IMF To Nigeria: End fuel subsidies, Ignore Protests
With controversy swirling around Nigeria’s fuel subsidies, the International Monetary Fund (IMF) asserts that removing fuel subsidies will be the only solution to the country’s economic recovery.
The Executive Directors of the World Economic Outlook report recommended that the government devise a way to compensate the poor, warning that the resources saved should be transparently used.
“Directors highlighted the urgency of fiscal consolidation to create policy space and reduce debt sustainability risks. In this regard, they called for significant domestic revenue mobilisation, including further increasing the value-added tax rate, improving tax compliance, and rationalising tax incentives.
“Directors also urged the removal of untargeted fuel subsidies, with compensatory measures for the poor and transparent use of saved resources. They stressed the importance of further strengthening social safety nets.
“Directors welcomed the removal of the official exchange rate and recommended further measures towards a unified and market-clearing exchange rate to help strengthen Nigeria’s external position, taking advantage of the current favourable conditions.
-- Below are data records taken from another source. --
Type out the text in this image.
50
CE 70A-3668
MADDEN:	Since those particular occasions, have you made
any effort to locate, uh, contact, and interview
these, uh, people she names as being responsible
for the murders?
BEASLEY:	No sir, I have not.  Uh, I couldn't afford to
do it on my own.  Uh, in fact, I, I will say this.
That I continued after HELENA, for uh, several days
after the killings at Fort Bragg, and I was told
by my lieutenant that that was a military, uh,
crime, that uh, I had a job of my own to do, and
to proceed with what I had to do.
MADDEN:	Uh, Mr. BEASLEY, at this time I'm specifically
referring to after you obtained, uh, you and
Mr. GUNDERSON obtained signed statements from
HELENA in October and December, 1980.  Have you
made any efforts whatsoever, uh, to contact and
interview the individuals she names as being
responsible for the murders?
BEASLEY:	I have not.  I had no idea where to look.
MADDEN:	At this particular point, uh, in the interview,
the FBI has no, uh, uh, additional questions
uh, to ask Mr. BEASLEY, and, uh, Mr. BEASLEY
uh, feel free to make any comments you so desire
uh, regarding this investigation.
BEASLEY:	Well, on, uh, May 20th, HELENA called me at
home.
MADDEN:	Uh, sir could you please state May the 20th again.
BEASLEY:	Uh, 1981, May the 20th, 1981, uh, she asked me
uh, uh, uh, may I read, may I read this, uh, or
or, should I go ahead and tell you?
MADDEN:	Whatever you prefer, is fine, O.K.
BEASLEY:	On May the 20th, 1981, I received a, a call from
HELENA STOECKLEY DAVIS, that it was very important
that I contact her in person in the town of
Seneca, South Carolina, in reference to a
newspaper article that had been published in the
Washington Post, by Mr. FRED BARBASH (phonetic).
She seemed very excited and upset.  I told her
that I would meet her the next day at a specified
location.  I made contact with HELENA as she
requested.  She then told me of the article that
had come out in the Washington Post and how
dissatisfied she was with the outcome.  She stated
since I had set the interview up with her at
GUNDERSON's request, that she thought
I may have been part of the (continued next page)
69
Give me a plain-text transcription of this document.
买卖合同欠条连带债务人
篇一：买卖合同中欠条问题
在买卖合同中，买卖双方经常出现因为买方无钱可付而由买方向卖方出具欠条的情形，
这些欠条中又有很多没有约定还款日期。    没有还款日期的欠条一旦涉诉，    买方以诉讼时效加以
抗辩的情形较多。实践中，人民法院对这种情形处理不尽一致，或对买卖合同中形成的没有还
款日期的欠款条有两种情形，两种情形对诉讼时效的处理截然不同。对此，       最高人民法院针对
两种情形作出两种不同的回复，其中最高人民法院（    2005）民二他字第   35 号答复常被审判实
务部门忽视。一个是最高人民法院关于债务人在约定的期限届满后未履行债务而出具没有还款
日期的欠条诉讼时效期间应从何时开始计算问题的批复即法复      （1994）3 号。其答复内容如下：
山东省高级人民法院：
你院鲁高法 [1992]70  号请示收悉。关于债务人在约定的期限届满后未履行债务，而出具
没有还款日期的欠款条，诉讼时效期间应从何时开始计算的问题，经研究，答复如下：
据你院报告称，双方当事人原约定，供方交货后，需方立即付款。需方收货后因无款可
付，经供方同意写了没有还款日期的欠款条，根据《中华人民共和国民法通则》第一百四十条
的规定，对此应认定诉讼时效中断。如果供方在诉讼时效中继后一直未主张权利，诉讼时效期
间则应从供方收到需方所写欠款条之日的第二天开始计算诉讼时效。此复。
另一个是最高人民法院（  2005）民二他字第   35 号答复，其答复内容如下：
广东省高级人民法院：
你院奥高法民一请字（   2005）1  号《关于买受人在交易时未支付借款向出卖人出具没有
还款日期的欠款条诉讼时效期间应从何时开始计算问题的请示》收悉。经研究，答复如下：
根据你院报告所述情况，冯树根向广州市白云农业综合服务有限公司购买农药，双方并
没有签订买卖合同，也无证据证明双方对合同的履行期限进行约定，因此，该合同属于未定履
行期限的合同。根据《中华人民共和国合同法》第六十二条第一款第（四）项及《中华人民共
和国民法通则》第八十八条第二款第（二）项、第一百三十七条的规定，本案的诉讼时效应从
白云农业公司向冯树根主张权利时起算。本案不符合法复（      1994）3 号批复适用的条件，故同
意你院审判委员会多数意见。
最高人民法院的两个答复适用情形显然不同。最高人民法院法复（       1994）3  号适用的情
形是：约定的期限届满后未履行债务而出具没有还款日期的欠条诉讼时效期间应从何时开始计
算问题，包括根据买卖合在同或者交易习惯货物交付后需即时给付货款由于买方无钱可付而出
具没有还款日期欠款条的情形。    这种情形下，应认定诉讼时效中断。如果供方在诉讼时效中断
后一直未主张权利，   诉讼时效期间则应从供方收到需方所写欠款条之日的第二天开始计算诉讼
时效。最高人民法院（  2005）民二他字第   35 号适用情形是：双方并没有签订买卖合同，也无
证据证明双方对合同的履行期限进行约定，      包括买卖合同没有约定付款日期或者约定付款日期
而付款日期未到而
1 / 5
They noted that exchange rate reforms should be accompanied by macroeconomic policies to contain inflation, structural reforms to improve transparency and governance, and clear communications regarding exchange rate policy.
“Directors considered it appropriate to maintain a supportive monetary policy in the near term, with continued vigilance against inflation and balance of payments risks. They encouraged the authorities to stand ready to adjust the monetary stance if inflationary pressures increase. Directors recommended strengthening the monetary operational framework over the medium term—focusing on the primacy of price stability—and scaling back the central bank’s quasi-fiscal operations,” the IMF noted.
In her 2022 Budget Breakdown speech, the Minister of Finance Budget and National Planning, Mrs Zainab Shamsuna Ahmed said that one major way to save the economy from collapsing was to remove oil subsidies. It triggered a backlash with labour unions threatening an indefinite strike.
Government officials backed away from the removal earlier this year, claiming it would worsen Nigerians’ sufferings.
At a meeting with the senate president, Ahmad Lawan, the Minister of Finance Budget and National Planning, Mrs Zainab Shamsuna Ahmed, said the government would work on amending the 2022 Budget to provide funds for that purpose.
According to her, the government has realised that the timing of its planned removal of petrol subsidy is “problematic”, and will worsen the sufferings of Nigerians.
She said the government will not remove subsidies in July as it earlier planned while counting on the upcoming Dangote Refinery to increase the country’s refining capacity.